While Gemini has gotten much further in Pokémon than Claude has, the two models are operating using different agent harnesses under different conditions. The developer running GeminiPlaysPokemon himself says that his experiment does not show that Gemini is better than Claude at Pokémon, and I think he's right about that.

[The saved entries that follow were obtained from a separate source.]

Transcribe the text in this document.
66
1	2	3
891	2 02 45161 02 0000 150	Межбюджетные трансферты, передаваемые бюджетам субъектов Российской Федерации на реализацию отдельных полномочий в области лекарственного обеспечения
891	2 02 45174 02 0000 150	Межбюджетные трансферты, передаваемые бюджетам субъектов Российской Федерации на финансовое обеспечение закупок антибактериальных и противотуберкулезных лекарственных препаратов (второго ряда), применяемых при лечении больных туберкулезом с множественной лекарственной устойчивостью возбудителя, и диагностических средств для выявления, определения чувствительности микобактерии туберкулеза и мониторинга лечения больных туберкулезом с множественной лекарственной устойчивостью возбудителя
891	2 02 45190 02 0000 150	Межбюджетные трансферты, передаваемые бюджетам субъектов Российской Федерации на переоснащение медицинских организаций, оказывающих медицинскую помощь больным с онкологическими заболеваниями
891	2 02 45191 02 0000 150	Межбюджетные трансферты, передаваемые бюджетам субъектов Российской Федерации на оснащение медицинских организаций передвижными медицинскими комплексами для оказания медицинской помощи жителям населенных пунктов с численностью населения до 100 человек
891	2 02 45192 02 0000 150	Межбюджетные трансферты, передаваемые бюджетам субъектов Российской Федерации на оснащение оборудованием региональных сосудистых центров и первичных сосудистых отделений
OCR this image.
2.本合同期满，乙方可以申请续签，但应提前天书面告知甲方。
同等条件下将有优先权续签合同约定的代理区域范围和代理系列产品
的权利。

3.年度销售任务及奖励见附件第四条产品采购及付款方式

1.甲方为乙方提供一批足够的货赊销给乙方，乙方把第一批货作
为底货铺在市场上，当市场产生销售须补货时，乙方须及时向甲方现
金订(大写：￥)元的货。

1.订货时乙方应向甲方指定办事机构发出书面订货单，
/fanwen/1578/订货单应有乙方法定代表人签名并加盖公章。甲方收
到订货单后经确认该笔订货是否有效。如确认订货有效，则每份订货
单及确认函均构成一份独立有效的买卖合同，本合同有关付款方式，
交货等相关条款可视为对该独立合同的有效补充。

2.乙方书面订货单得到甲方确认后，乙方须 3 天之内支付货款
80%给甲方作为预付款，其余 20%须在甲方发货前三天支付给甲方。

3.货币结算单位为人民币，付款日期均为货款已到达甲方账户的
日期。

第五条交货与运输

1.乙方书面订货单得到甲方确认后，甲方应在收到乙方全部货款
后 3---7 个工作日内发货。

If you're looking judge LLM ability based on Pokémon going forward, you'll need to pay close attention to how the tests are run.

  1. ^

    I can't verify the x-axis for this graph. It seems to show the current progress at ~485 hours, but when the graph was posted, the Gemini stream was only at ~440 hours.

  2. ^

    Minor caveat here: they're technically playing different games! Claude is playing Pokémon Red, while Gemini is playing Pokémon Blue. These are nearly identical, though, with the only substantive difference being that a few Pokémon are exclusive to one or the other version.

  3. ^

    Claude's been pretty stuck for a long time now, it obtained HM05 Flash almost three weeks ago (~500 hours ago) at ~118,000 actions.

  4. ^

    If you're thinking "hey wait that's a long time and a lot of actions!" yes, well, neither is very good at playing Pokémon. See my previous post So how well is Claude playing Pokémon? [LW · GW]

  5. ^

    As of a week ago. This has been changing. Yes, that makes the test tainted, we'll come back to that point.

  6. ^

    In fact, vision problems may be the primary impediment to LLM progress on Pokémon. My own judgment, having watched both Claude and Gemini, is that if they could fully understand the images they're given they'd be doing much, much better.

  7. ^

    Per the !navigator command in the Twitch channel: "On April 14th, Gemini was given a pathfinder agent which enabled it to solve the Rocket Hideout B3F maze. The pathfinding works by having Gemini use pure reasoning to mentally simulate a BFS algorithm." Again, coming back to this point.

  8. ^

    Neither is open-sourced as far as I can tell. Jesse Han from Morph Labs open-sourced a basic agent harness here in preparation of an Anthropic-sponsored hackathon on 4/6/25, but my understanding is that it's just a recreation, not a stripped-down version of the agent harnesses in use. David Hershey released a public GitHub repo with a stripped-down version of his Claude harness, though.

  9. ^

    Why hasn't anyone run this as a rigorous benchmark? Probably because it takes multiple weeks to run a single attempt, and moreover a lot of progress comes down to effectively "model RNG" - ex. Gemini just recently failed Safari Zone, a difficult challenge, because its inventory happened to be full and it couldn't accept an item it needed. And ex. Claude has taken wildly different amounts of time to exit Mt. Moon across attempts depending on how he happens to wander. To really run the benchmark rigorously, you'd need a sample of at least 10 full playthroughs, which would take perhaps a full year, at which point there'd be new models.

  10. ^

    I haven't read anything saying Google is even giving him usage credits, so it's likely he's nobly spent substantial amounts of his own money running this experiment. He'd have to be at Tier 2 access not to get ratelimited but that's perfectly possible. Twitch chatters tell me Google emailed him at one point and may have helped with ratelimits/credits, though.

  11. ^

    Example of a non-specific hint given: "I edited the prompt to discourage planning paths between maps (i.e. floors) because I noticed it was developing hallucinations". Also see here.

  12. ^

    Built on David Hershey's basic harness here.

  13. ^

    There are some caveats, in that the experimenters did a lot of custom RL reward tricks, ex. "Specific map IDs start the game with a boosted exploration reward until the map ID’s objective is complete. For example, a gym has a boosted reward until it is beaten. Only two map IDs break this rule."

  14. ^

    Man these goalposts are heavy.

1 comments

Comments sorted by top scores.

comment by Knight Lee (Max Lee) · 2025-04-20T01:33:16.755Z · LW(p) · GW(p)

:) I like these video game tests.

Assuming they aren't doing RL on video games, their video game performance might betray their "true" agentic capabilities: at the same level of small children!

That said, they are playing Pokemon better and better. The "small child" their agentic capabilities are at seems to be growing up by more than one year, every year. AGI 2030 maybe?